PRINTABLE VERSION   EMAIL TO A FRIEND   RSS FEEDS 16:19 UK, 8th Oct 2012, by Agrimoney.com
Pig rally forces Cranswick to seek price rises

Cranswick, the pork products group, is in talks with supermarkets over raising its prices and passing on higher pig costs, driven to a three-year high by high feed prices and the impact of enhanced husbandry standards.

Cranwick shares lost nearly 6%.

The UK pig price has, contrary to many expectations, continued to rise despite the pressure on farmers from higher feed bills, swollen by particularly poor domestic wheat and potato harvests, at a time when values tend to suffer a seasonal decline.

Furthermore, enhanced European Union pig accommodation standards, while already in operation in the UK, were expected by many as forcing herd liquidations on the Continent, giving a temporary lift to regional pork supplies.

'Trend has not been followed'

But UK pig prices as of the end of September reached 154.75p per kilogramme, up 1.29p in a week and by some 7% year on year, according to industry group BPex.

"Generally, prices tend to fall from the summer before stabilising again during the Christmas period," BPex said.

"However, this year the trend has not been followed as tighter supplies on the Continent have resulted in higher pig prices, which have begun to impact British prices."

Slaughter rates in the UK showed a small decline, down 1% year on year, as higher pig values reduced the temptation among farmers to liquidate herds in the face of higher costs, although sow numbers – an indication of breeding hopes - have shown a decline.

'Discussions on price increases'

Cranswick, whose brands include Simply Sausages and The Black Farmer, said that it had offset some of the impact of rising pig prices through efficiency savings.

However, it cautioned that, with further increases in UK pig prices "anticipated", it had opened talks with its customers, which include supermarket chains Asda, Sainsbury and Tesco, over raising its prices.
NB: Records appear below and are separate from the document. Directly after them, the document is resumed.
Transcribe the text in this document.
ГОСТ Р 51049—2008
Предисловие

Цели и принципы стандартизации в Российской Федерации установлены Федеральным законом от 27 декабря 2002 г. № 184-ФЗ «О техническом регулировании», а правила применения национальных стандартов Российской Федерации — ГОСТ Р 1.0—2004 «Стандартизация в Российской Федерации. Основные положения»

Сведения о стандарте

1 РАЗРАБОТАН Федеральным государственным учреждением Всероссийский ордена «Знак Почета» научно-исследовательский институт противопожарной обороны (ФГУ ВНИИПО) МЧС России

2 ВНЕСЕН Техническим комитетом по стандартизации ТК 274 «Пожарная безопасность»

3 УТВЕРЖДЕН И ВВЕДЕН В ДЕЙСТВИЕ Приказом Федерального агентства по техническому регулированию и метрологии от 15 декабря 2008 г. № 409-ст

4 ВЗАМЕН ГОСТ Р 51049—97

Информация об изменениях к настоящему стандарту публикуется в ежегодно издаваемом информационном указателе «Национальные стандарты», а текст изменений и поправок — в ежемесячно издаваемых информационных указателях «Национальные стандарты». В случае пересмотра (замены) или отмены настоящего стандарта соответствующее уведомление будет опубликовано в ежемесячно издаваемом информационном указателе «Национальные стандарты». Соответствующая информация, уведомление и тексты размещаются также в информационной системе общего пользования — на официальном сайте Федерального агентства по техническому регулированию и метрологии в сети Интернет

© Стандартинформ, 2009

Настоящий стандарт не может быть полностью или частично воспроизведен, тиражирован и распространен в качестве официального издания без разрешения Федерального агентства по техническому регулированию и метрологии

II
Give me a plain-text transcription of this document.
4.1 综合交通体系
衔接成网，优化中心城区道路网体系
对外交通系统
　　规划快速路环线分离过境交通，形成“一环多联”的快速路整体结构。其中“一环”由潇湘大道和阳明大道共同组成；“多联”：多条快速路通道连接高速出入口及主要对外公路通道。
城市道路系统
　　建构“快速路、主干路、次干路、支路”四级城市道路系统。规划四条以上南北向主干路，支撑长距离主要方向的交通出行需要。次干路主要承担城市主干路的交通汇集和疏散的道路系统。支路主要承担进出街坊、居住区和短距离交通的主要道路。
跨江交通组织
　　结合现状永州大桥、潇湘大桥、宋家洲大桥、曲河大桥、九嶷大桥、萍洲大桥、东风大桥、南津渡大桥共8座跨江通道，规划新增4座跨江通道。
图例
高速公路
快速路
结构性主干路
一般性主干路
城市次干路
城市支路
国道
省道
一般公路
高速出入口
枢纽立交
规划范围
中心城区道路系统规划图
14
"This is an issue affecting the whole supply chain, and the scale of the inflation and the need to ensure continuity of supply will necessitate discussions on price increases with the group's customers," Cranswick said.

"These are underway."

'Core holding'

Cranswick - reporting a rise in underlying turnover for the April-to-September period, the first half of its financial year - said that it was "confident in the continued long term development of the business" despite the pressure on costs, a comment which found some echo in the City.

"On a medium-term view, Cranswick with its strong management team, a track record for… robust cash generation which has supported over 30 year of unbroken dividend growth should represent a core holding in UK small and mid-cap funds," Shore Capital analyst Darren Shirley said.

However, Mr Shirley added that "it is reasonable to assert that there is much less visibility to our second-half forecasts than would normally be the case at this juncture".

'Downside risks'

At Panmure Gordon, Damian McNeela said that "rising UK pork prices are likely to exert pressure on [Cranswick's] margins though the second half, and as such there are downside risks to our forecasts dependent on the timing of the outcome of price negotiations" with retailers.

However, he added that "much of this uncertainty has already been factored into the stockmarket valuation" of the group, which trades at 5.9 times 2013 earnings before interest, tax, depreciation and amortisation (ebitda), compared with a sector average multiple of 6.2.

Mr McNeela retained a "hold" rating on Cranswick shares, with a price target of 875p.

The shares closed down 5.9% at 745p in London.